The active ingredients of Qishen Huanwu Capsule and their targets were screened based on the Traditional Chinese Medicine Systems Pharmacology Database and Analysis Platform and Chemistry Database. The target genes of ACT were screened through the PharmGkb, GeneCards, Online Mendelian Inheritance in Man (OMIM), Genetic Association Database (GAD), and Therapeutic Target Database (TTD). The Venny2.1 online analysis tool was used to construct a Venn diagram to obtain the common targets of ACT and Qishen Huanwu Capsule. The STRING platform was used to construct the protein-protein interactions (PPI) among the common targets; ClueGO software was used to perform Gene Ontology (GO) biological process enrichment analysis for the common targets; the R language was used to perform Kyoto Encyclopedia of Genes and Genomes (KEGG) pathway enrichment analysis; and the results were visualized using Cytoscape software.
The predictions indicate that Qishen Huanwu Capsule has 35 main active ingredients capable of reducing the cardiotoxicity of anthracyclines and that there are 36 common targets of ACT and Qishen Huanwu Capsule that are enriched in 133 biological processes and 27 signaling pathways.

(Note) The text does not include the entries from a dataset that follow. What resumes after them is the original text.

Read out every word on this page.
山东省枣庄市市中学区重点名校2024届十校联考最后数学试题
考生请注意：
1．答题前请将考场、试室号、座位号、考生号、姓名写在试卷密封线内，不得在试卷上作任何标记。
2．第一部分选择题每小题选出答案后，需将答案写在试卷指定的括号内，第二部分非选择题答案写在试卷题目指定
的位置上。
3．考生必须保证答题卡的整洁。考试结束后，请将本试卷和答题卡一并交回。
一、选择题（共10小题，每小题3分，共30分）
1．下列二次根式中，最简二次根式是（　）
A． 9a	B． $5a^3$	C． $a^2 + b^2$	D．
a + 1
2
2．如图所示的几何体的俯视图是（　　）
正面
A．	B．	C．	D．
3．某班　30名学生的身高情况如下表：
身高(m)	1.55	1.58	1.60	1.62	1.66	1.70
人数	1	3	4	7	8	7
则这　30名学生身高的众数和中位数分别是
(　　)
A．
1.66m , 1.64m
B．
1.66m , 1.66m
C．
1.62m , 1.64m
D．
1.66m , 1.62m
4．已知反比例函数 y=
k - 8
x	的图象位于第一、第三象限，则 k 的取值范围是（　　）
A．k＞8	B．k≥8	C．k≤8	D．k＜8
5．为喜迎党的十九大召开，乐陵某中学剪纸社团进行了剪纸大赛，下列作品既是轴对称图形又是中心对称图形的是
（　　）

Qishen Huanwu Capsule regulates phosphatidylinositol 3‑kinase/protein kinase B (PI3K/Akt), mitogen-activated protein kinase (MAPK), forkhead box class O (FoxO) and other signaling pathways by regulating targets such as RAC-alpha serine/threonine protein kinase (Akt1), mitogen-activated protein kinase 1 (MAPK1), and mitogen-activated protein kinase 8 (MAPK8) and thereby inhibits oxidative stress and regulates apoptosis and autophagy to reduce the cardiotoxicity of anthracyclines.
接受蒽环类化疗方案的癌症患者常因心脏毒性而停止化疗。预防和减少蒽环类药物引起的心脏毒性(ACT)是心脏肿瘤学研究的热点。网络药理学是一门整合药理学、生物信息学和系统生物学的新兴学科。它可以通过构建“疾病-基因-药物”网络,从整体角度分析药物在体内的作用机制,为探索中药的复方机制提供一种新方法。基于网络药理学,本研究探讨了芪参活五胶囊减轻蒽环类药物心脏毒性的作用机制。
基于中药系统药理学数据库与分析平台和化学数据库筛选芪参活五胶囊的活性成分及其靶点;通过 PharmGkb、GeneCards、在线孟德尔遗传数据库(OMIM)、遗传关联数据库(GAD)和治疗靶点数据库(TTD)筛选 ACT 的靶基因;使用 Venny2.1 在线分析工具构建 Venn 图,获得 ACT 和芪参活五胶囊的共同靶点;使用 STRING 平台构建共同靶点的蛋白质-蛋白质相互作用(PPI)网络;使用 ClueGO 软件对共同靶点进行基因本体(GO)生物过程富集分析;使用 R 语言进行京都基因与基因组百科全书(KEGG)通路富集分析;使用 Cytoscape 软件可视化结果。
预测表明,芪参活五胶囊有 35 种主要活性成分,可降低蒽环类药物的心脏毒性,ACT 和芪参活五胶囊有 36 个共同靶点,富集于 133 个生物过程和 27 个信号通路。
芪参活五胶囊通过调节 Akt1、MAPK1、MAPK8 等靶点,调节磷脂酰肌醇 3-激酶/蛋白激酶 B(PI3K/Akt)、丝裂原激活蛋白激酶(MAPK)、叉头框蛋白 O(FoxO)等信号通路,抑制氧化应激,调节细胞凋亡和自噬,从而减轻蒽环类药物的心脏毒性。